"Das ist verrückt" und ein "Witz"

"Zug fällt heute aus", stand auf den Anzeigetafeln an den Bahnsteigen, dazu gab es etwa alle 30 Minuten entsprechende Lautsprecherdurchsagen. Bild: Steinbacher

"Kroatien - Emotionen pur": Das steht auf einem Werbeplakat für Urlaubsreisen per Zug, das im Fahrkartenschalter am Bahnhof hängt. Emotionen pur gab es gestern auch ohne Kroatien-Touren just an dieser Stelle. Wegen der ausgefallenen Züge in Amberg ohne jeden Schienenersatzverkehr.

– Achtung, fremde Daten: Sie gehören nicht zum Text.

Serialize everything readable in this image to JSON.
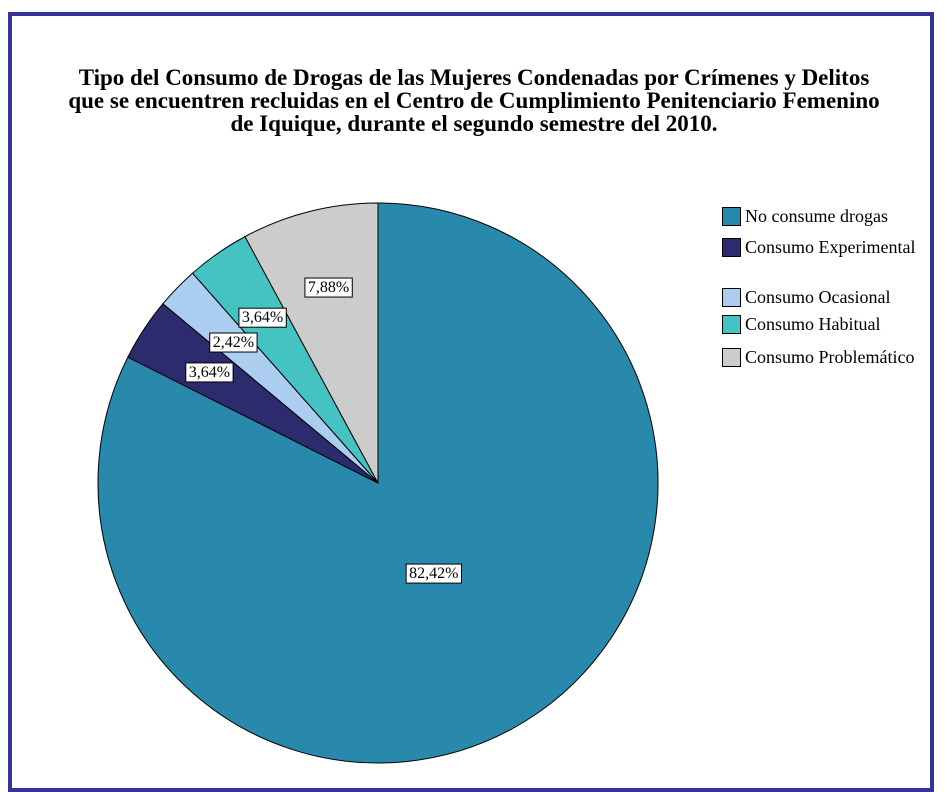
{
  "chart_data": {
    "type": "pie",
    "title": "Tipo del Consumo de Drogas de las Mujeres Condenadas por Crímenes y Delitos que se encuentren recluidas en el Centro de Cumplimiento Penitenciario Femenino de Iquique, durante el segundo semestre del 2010.",
    "categories": [
      "No consume drogas",
      "Consumo Experimental",
      "Consumo Ocasional",
      "Consumo Habitual",
      "Consumo Problemático"
    ],
    "values": [
      82.42,
      3.64,
      2.42,
      3.64,
      7.88
    ],
    "value_labels": [
      "82,42%",
      "3,64%",
      "2,42%",
      "3,64%",
      "7,88%"
    ],
    "colors": [
      "#2989ad",
      "#2b2b6e",
      "#aacdf0",
      "#45c3c3",
      "#cccccc"
    ],
    "legend": "right"
  }
}
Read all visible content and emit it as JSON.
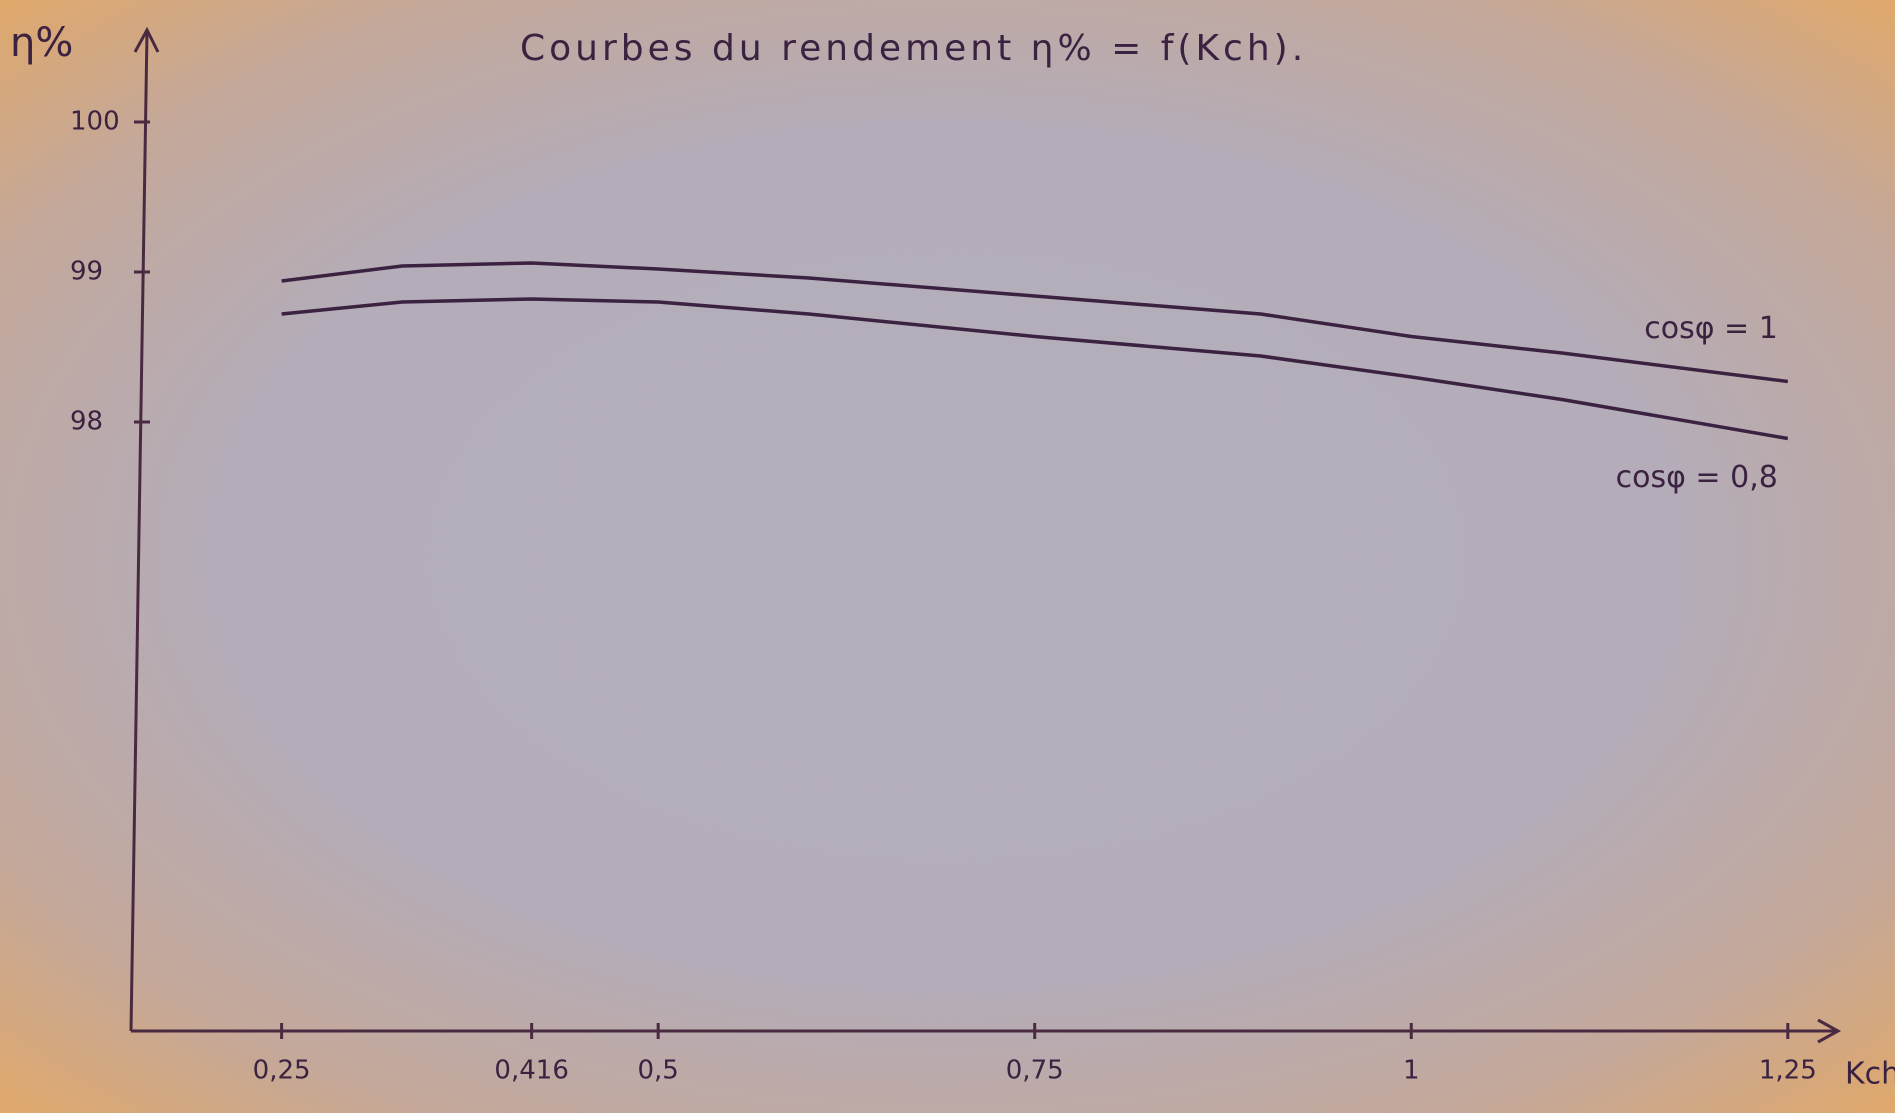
{
  "chart_data": {
    "type": "line",
    "title": "Courbes du rendement η% = f(Kch).",
    "y_label": "η%",
    "x_label": "Kch",
    "x": [
      0.25,
      0.33,
      0.416,
      0.5,
      0.6,
      0.75,
      0.9,
      1,
      1.1,
      1.25
    ],
    "series": [
      {
        "name": "cosφ = 1",
        "color": "#3b2240",
        "values": [
          98.94,
          99.04,
          99.06,
          99.02,
          98.96,
          98.84,
          98.72,
          98.57,
          98.46,
          98.27
        ]
      },
      {
        "name": "cosφ = 0,8",
        "color": "#3b2240",
        "values": [
          98.72,
          98.8,
          98.82,
          98.8,
          98.72,
          98.57,
          98.44,
          98.3,
          98.15,
          97.89
        ]
      }
    ],
    "xlim": [
      0.15,
      1.28
    ],
    "ylim": [
      93.9,
      100.6
    ],
    "xticks": [
      {
        "value": 0.25,
        "label": "0,25"
      },
      {
        "value": 0.416,
        "label": "0,416"
      },
      {
        "value": 0.5,
        "label": "0,5"
      },
      {
        "value": 0.75,
        "label": "0,75"
      },
      1,
      {
        "value": 1.25,
        "label": "1,25"
      }
    ],
    "yticks": [
      98,
      99,
      100
    ],
    "grid": false
  }
}
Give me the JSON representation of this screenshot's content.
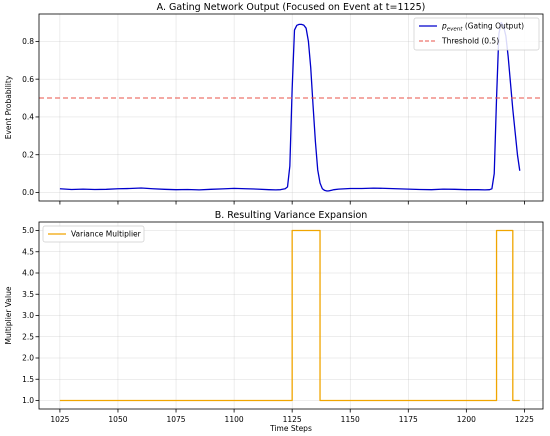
{
  "chart_data": [
    {
      "type": "line",
      "title": "A. Gating Network Output (Focused on Event at t=1125)",
      "xlabel": "",
      "ylabel": "Event Probability",
      "xlim": [
        1016,
        1233
      ],
      "ylim": [
        -0.045,
        0.945
      ],
      "xticks": [
        1025,
        1050,
        1075,
        1100,
        1125,
        1150,
        1175,
        1200,
        1225
      ],
      "show_xtick_labels": false,
      "yticks": [
        0.0,
        0.2,
        0.4,
        0.6,
        0.8
      ],
      "ytick_labels": [
        "0.0",
        "0.2",
        "0.4",
        "0.6",
        "0.8"
      ],
      "grid": true,
      "legend_position": "upper right",
      "series": [
        {
          "name_main": "p",
          "name_sub": "event",
          "name_rest": " (Gating Output)",
          "color": "#0000cc",
          "style": "solid",
          "x": [
            1025,
            1030,
            1035,
            1040,
            1045,
            1050,
            1055,
            1060,
            1065,
            1070,
            1075,
            1080,
            1085,
            1090,
            1095,
            1100,
            1105,
            1110,
            1115,
            1118,
            1120,
            1122,
            1123,
            1124,
            1125,
            1126,
            1127,
            1128,
            1129,
            1130,
            1131,
            1132,
            1133,
            1134,
            1135,
            1136,
            1137,
            1138,
            1139,
            1140,
            1141,
            1142,
            1143,
            1145,
            1148,
            1150,
            1155,
            1160,
            1165,
            1170,
            1175,
            1180,
            1185,
            1190,
            1195,
            1200,
            1205,
            1208,
            1210,
            1211,
            1212,
            1213,
            1214,
            1215,
            1216,
            1217,
            1218,
            1219,
            1220,
            1221,
            1222,
            1223
          ],
          "y": [
            0.02,
            0.016,
            0.018,
            0.016,
            0.017,
            0.02,
            0.021,
            0.024,
            0.02,
            0.017,
            0.015,
            0.016,
            0.014,
            0.017,
            0.019,
            0.022,
            0.02,
            0.018,
            0.015,
            0.014,
            0.015,
            0.02,
            0.03,
            0.14,
            0.55,
            0.86,
            0.885,
            0.89,
            0.89,
            0.886,
            0.87,
            0.8,
            0.66,
            0.46,
            0.27,
            0.12,
            0.05,
            0.02,
            0.011,
            0.008,
            0.009,
            0.012,
            0.015,
            0.018,
            0.02,
            0.021,
            0.021,
            0.023,
            0.022,
            0.02,
            0.018,
            0.016,
            0.015,
            0.018,
            0.017,
            0.015,
            0.015,
            0.014,
            0.015,
            0.02,
            0.1,
            0.5,
            0.84,
            0.9,
            0.88,
            0.83,
            0.72,
            0.58,
            0.44,
            0.32,
            0.2,
            0.115
          ]
        },
        {
          "name": "Threshold (0.5)",
          "color": "#e8534a",
          "style": "dashed",
          "x": [
            1016,
            1233
          ],
          "y": [
            0.5,
            0.5
          ]
        }
      ]
    },
    {
      "type": "line",
      "title": "B. Resulting Variance Expansion",
      "xlabel": "Time Steps",
      "ylabel": "Multiplier Value",
      "xlim": [
        1016,
        1233
      ],
      "ylim": [
        0.8,
        5.2
      ],
      "xticks": [
        1025,
        1050,
        1075,
        1100,
        1125,
        1150,
        1175,
        1200,
        1225
      ],
      "show_xtick_labels": true,
      "yticks": [
        1.0,
        1.5,
        2.0,
        2.5,
        3.0,
        3.5,
        4.0,
        4.5,
        5.0
      ],
      "ytick_labels": [
        "1.0",
        "1.5",
        "2.0",
        "2.5",
        "3.0",
        "3.5",
        "4.0",
        "4.5",
        "5.0"
      ],
      "grid": true,
      "legend_position": "upper left",
      "series": [
        {
          "name": "Variance Multiplier",
          "color": "#f0a500",
          "style": "solid",
          "x": [
            1025,
            1125,
            1125,
            1137,
            1137,
            1213,
            1213,
            1220,
            1220,
            1223
          ],
          "y": [
            1.0,
            1.0,
            5.0,
            5.0,
            1.0,
            1.0,
            5.0,
            5.0,
            1.0,
            1.0
          ]
        }
      ]
    }
  ]
}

So gesehen hatte der Sturm am Dienstag in der Vilsstadt ganze Arbeit geleistet: Von Mittag bis zum Abend lagen die Bahnverbindungen nach Nürnberg und Schwandorf völlig brach. Das sind immerhin die zwei Hauptrichtungen, die man benutzen muss, um in diese Städte und praktisch alle weiterführenden und auf den Strecken liegenden Orte zu gelangen.

"Das ist verrückt - so was habe ich noch nie erlebt", wetterte zum Beispiel Ernst Guttenberger, der zu seinem Sohn nach München fahren wollte, um mit ihm und dem Enkel die fast zeitgleichen Geburtstage zu feiern. Bis Schwandorf schaffte es der Senior noch, kurz bevor alle Verbindungen aus Amberg gestrichen wurden. Aber dort kam Guttenberger dann per Zug nicht weiter und musste die Enkelin in Burglengenfeld anrufen, um sich von ihr per Pkw nach Amberg zurückbringen zu lassen.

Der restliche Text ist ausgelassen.